Courtleet is an affiliate blog that collects various recipes, anywhere from Wikipedia articles to cereal box suggestions, and delivers them in a very direct, no-bull manner.


Courtleet is run entirely by one guy: Santo.

That’s me.


The Internet itself is rife with recipes from around the world, even videos showing the steps. And we can’t forget the countless variations of recipes, or that some of them are done on the fly, eyeballing it.

This blog serves no different. However, like some of you out there, I’m not exactly fond of the cruft that is out on many of these recipe webpages, so all I really sell you on is my commitment to simplicity in the content, keeping it very readable.

You don’t need flowery paragraphs of someone recalling their childhood or fancy video editing magic to woo you. And you most certainly don’t need an ad blowing up in your face when you’re trying to read the next steps.

You just want a deliberate set of instructions and data to relay a recipe from the screen to your stomach.

That’s the role this site fits.

And if I have the appropriate links for whatever ingredients or tools you’ll need, I’ll directly link them so you have a one-stop way to order them for your plan to make it. This is specifically how the website earns its commissions – affiliate links.


So I decided to take the undoubtedly popular (and of course necessary) niche of cuisine as the theme of my blog. Gastronomy and Mixology is a small passing interest of mine, though I’m not a professional cook or bartender or connoisseur by any stretch.

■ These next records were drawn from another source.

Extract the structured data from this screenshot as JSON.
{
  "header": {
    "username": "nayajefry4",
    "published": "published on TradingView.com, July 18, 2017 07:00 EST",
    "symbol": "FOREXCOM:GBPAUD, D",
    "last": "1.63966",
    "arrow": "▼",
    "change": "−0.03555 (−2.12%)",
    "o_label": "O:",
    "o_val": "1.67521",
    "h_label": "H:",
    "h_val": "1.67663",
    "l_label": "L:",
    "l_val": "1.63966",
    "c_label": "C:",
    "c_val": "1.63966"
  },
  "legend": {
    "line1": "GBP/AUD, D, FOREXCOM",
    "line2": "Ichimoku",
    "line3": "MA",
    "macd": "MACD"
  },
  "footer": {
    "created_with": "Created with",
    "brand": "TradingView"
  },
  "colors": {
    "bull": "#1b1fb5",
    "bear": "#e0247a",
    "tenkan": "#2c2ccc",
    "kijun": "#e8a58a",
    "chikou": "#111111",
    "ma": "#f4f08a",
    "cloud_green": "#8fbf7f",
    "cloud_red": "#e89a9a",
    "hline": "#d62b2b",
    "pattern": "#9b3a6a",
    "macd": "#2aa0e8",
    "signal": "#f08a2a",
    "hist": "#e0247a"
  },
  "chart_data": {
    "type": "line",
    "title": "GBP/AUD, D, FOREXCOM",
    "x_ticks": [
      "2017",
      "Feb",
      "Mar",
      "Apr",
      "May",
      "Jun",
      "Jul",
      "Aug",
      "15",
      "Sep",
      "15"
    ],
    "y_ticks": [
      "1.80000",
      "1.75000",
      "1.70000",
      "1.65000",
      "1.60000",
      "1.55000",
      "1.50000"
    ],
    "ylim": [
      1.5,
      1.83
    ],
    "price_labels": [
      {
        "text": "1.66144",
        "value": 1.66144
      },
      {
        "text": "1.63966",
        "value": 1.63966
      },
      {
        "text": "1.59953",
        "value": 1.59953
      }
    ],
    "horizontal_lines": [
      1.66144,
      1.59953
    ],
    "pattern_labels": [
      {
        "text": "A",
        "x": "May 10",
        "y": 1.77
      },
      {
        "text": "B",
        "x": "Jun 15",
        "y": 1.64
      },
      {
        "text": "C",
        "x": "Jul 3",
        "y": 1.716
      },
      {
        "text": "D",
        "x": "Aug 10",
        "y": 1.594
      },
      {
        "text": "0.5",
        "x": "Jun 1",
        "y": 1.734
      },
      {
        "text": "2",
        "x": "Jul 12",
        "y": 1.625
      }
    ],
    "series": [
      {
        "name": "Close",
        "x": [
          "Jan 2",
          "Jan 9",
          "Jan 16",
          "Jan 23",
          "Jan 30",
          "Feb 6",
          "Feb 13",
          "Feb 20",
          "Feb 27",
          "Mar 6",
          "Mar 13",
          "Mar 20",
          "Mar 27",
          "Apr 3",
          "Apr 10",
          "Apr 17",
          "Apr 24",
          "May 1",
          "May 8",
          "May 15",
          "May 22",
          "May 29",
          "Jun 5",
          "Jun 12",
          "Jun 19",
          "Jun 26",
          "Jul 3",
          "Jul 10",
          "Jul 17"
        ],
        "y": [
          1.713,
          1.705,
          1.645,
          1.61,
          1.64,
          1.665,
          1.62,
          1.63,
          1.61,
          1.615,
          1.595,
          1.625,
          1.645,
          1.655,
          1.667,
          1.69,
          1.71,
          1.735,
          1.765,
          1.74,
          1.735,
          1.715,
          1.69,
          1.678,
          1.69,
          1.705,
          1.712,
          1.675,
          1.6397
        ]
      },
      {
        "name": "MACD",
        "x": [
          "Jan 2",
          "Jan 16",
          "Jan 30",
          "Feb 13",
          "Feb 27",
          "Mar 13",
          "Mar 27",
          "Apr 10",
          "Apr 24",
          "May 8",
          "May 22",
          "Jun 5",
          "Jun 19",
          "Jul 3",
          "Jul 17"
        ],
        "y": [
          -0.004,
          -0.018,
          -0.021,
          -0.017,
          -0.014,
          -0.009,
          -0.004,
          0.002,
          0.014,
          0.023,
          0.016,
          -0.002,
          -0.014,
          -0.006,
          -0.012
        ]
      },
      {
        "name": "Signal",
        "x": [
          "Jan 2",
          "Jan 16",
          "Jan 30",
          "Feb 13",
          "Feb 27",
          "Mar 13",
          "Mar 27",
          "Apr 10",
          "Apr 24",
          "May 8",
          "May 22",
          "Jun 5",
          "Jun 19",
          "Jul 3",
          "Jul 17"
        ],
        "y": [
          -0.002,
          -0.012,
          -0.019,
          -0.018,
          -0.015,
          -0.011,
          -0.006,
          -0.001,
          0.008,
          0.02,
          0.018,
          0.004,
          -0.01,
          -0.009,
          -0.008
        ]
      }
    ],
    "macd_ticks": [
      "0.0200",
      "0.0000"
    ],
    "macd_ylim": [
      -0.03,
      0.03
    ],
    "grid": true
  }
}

There’s just something nice about having a broad collection of recipes from everywhere and everywhen, from stuff I grew up with, to something common on the other side of the planet, to something disappearing to the sands of time, to something so eccentric and one-off, it just had to be immortalized.

But rather than write out a book that’ll end up collecting dust on someone’s shelf, if even at a publisher’s warehouse, I rather it just be completely online, where any errata or additional info can be updated right then and there in the post, rather than shell out a Second Edition or such. And with the magic of WordPress category/tags and a search widget, I can further narrow it down so you can get straight to the recipe(s) you want.

It’s also kind of neat to have these recipes hosted as a website so anyone can pull them up anywhere they go, at home and abroad; myself included.